The topic of endless schoolboy jokes, it can be intensely embarrassing when it happens involuntarily. It caused Nasa some concerns in the 60s, when engineers speculated that the build-up of astronaut gases might cause an explosion in one of the spacecraft. Their research revealed that the average bloke emits about 200ml of gas a day, but that some produce up to two litres.
The gas is produced mainly by bicarbonate in your saliva combining with acids during digestion to produce carbon dioxide gas.

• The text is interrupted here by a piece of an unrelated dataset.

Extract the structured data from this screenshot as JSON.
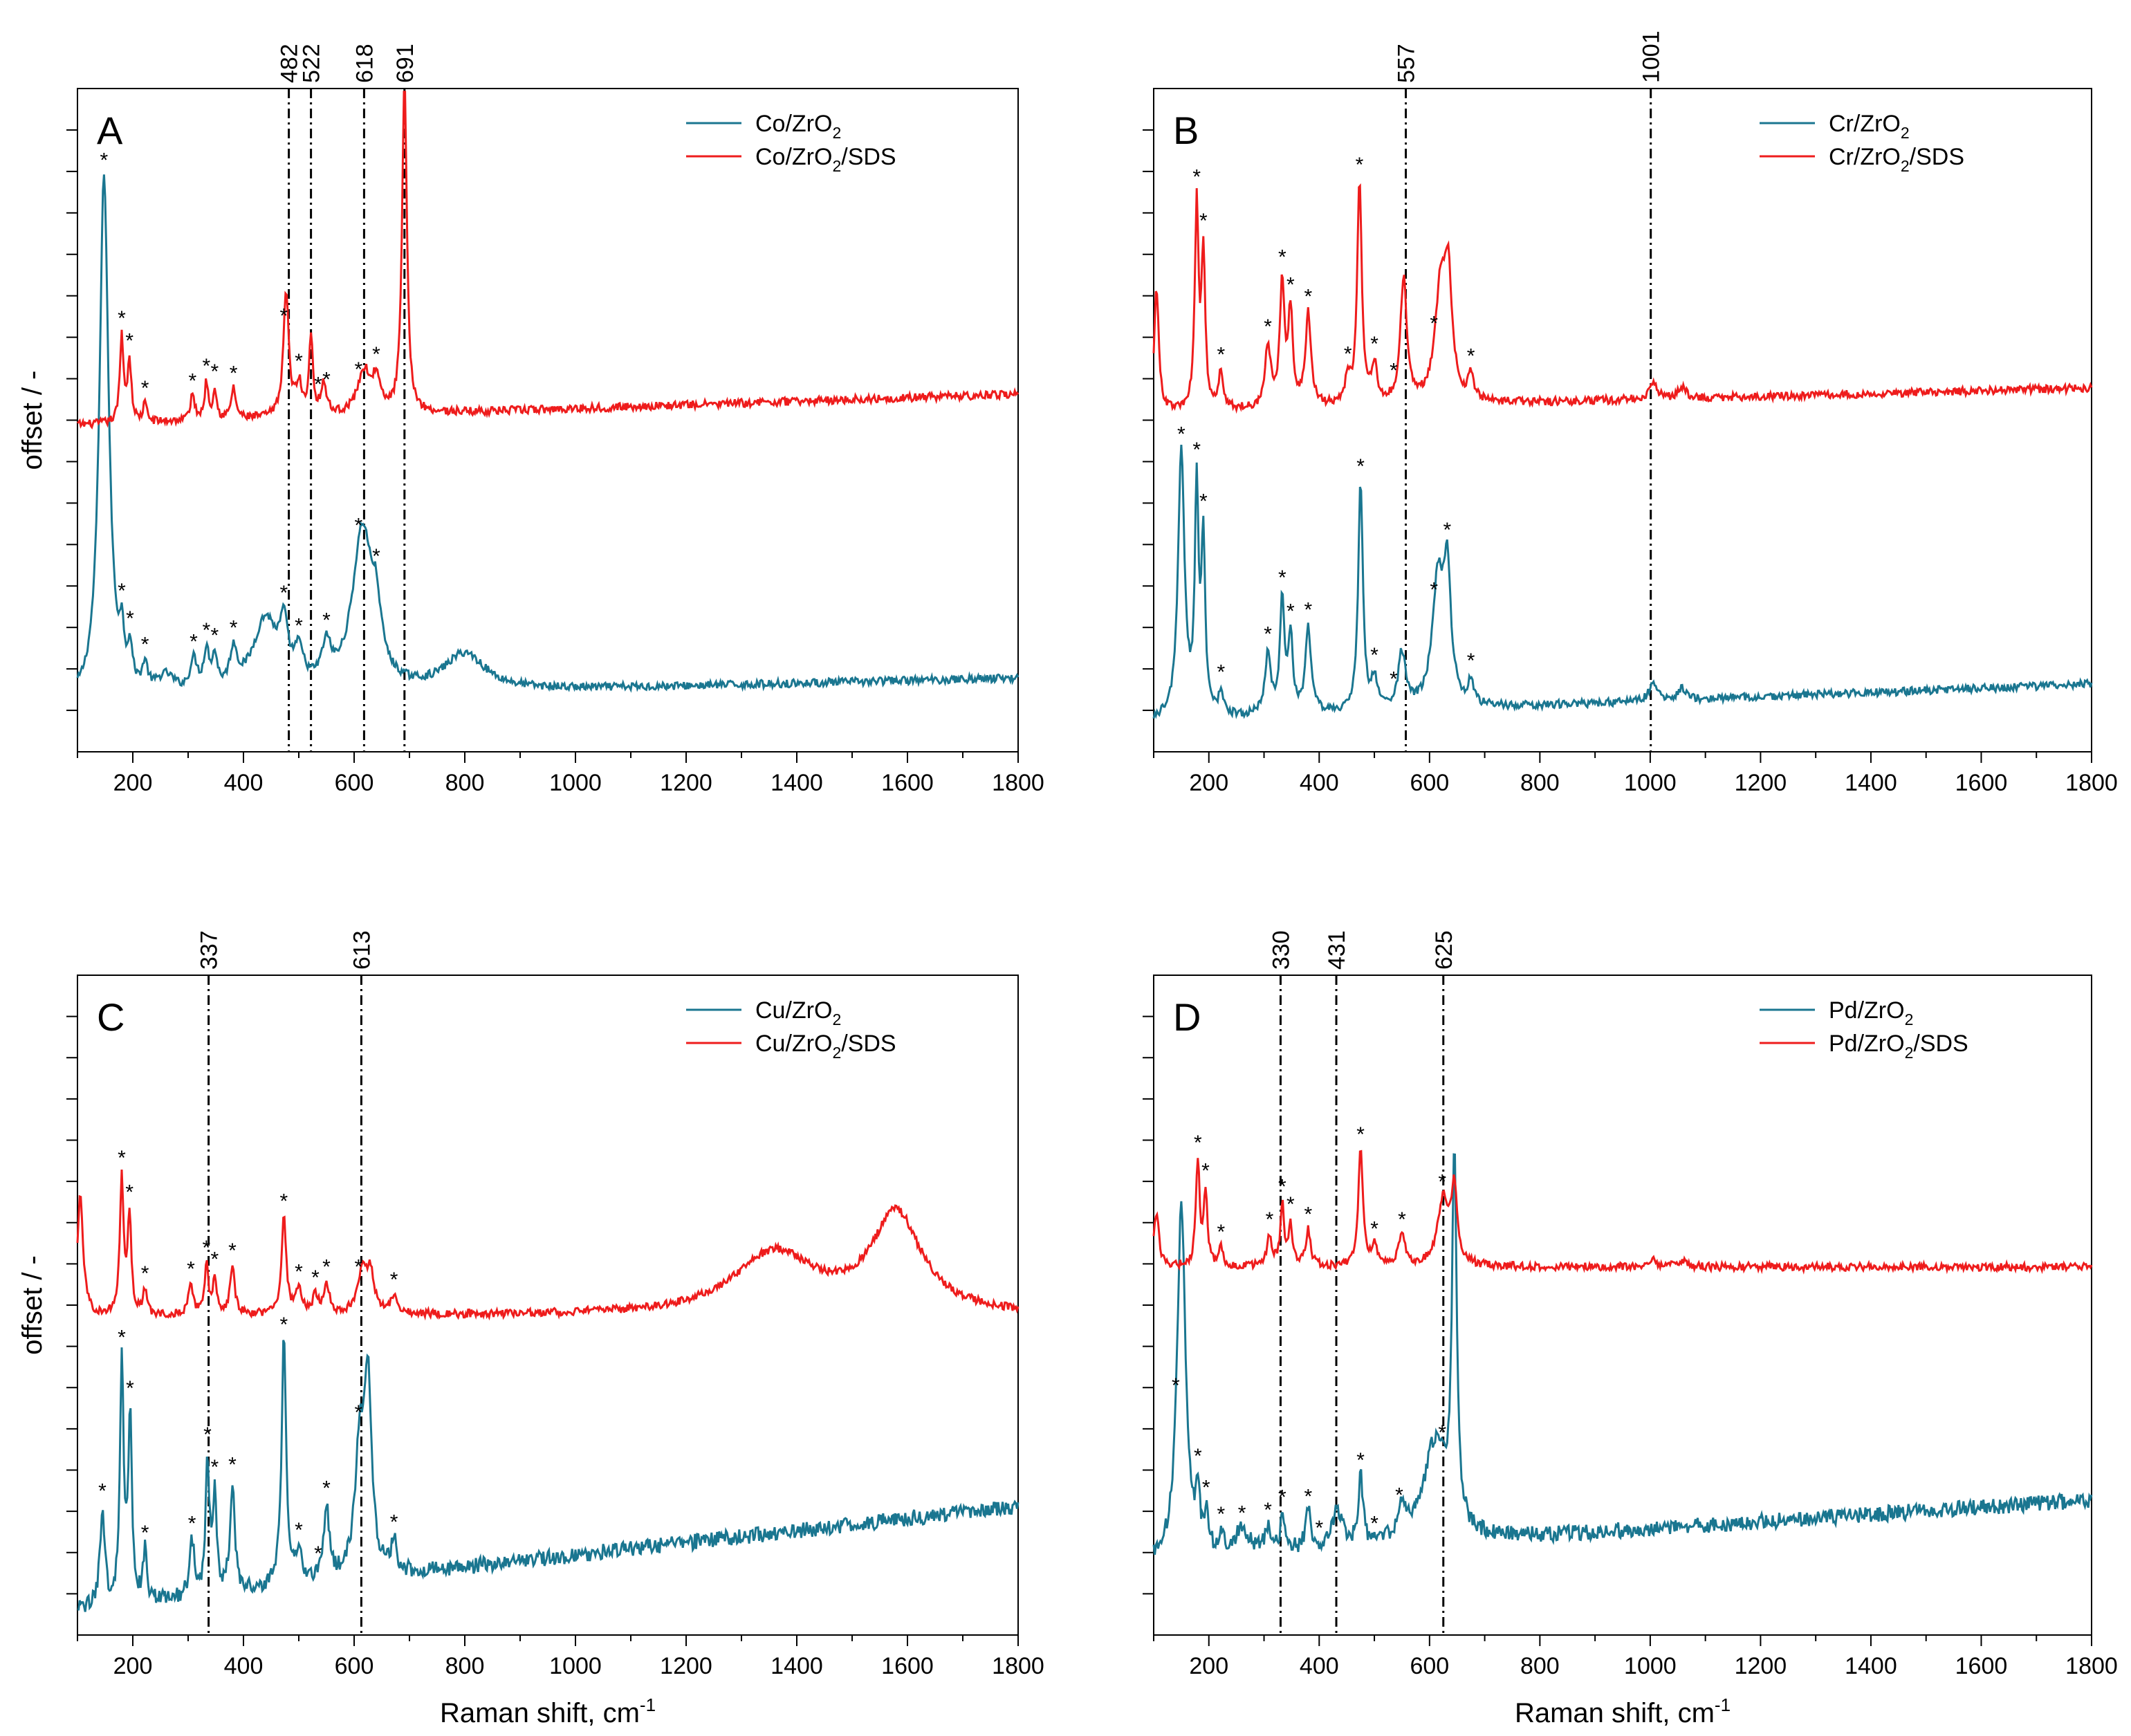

The digestion process also produces nitrogen, methane and hydrogen gas, and small amounts of sulphur gas which have a smell out of all proportion to their presence in the gut. Bacteria in the lower bowel thrive on carbohydrate-rich foods, which ferment to produce pungent farts.
To reduce your risk of being a biological hazard:
- Wash all pulses such as beans, peas and lentils thoroughly before cooking them;
- Avoid chewing gum and drinking carbonated drinks, and don’t gulp down hot beverages;
- Get regular exercise;
- Take a charcoal tablet before each meal. Charcoal absorbs the smell and passes through your system without being absorbed;
- Carry a box of matches. Lighting one every time your trousers cough neutralises the smell. We don’t advise this in a spacecraft, but it’s fine at home.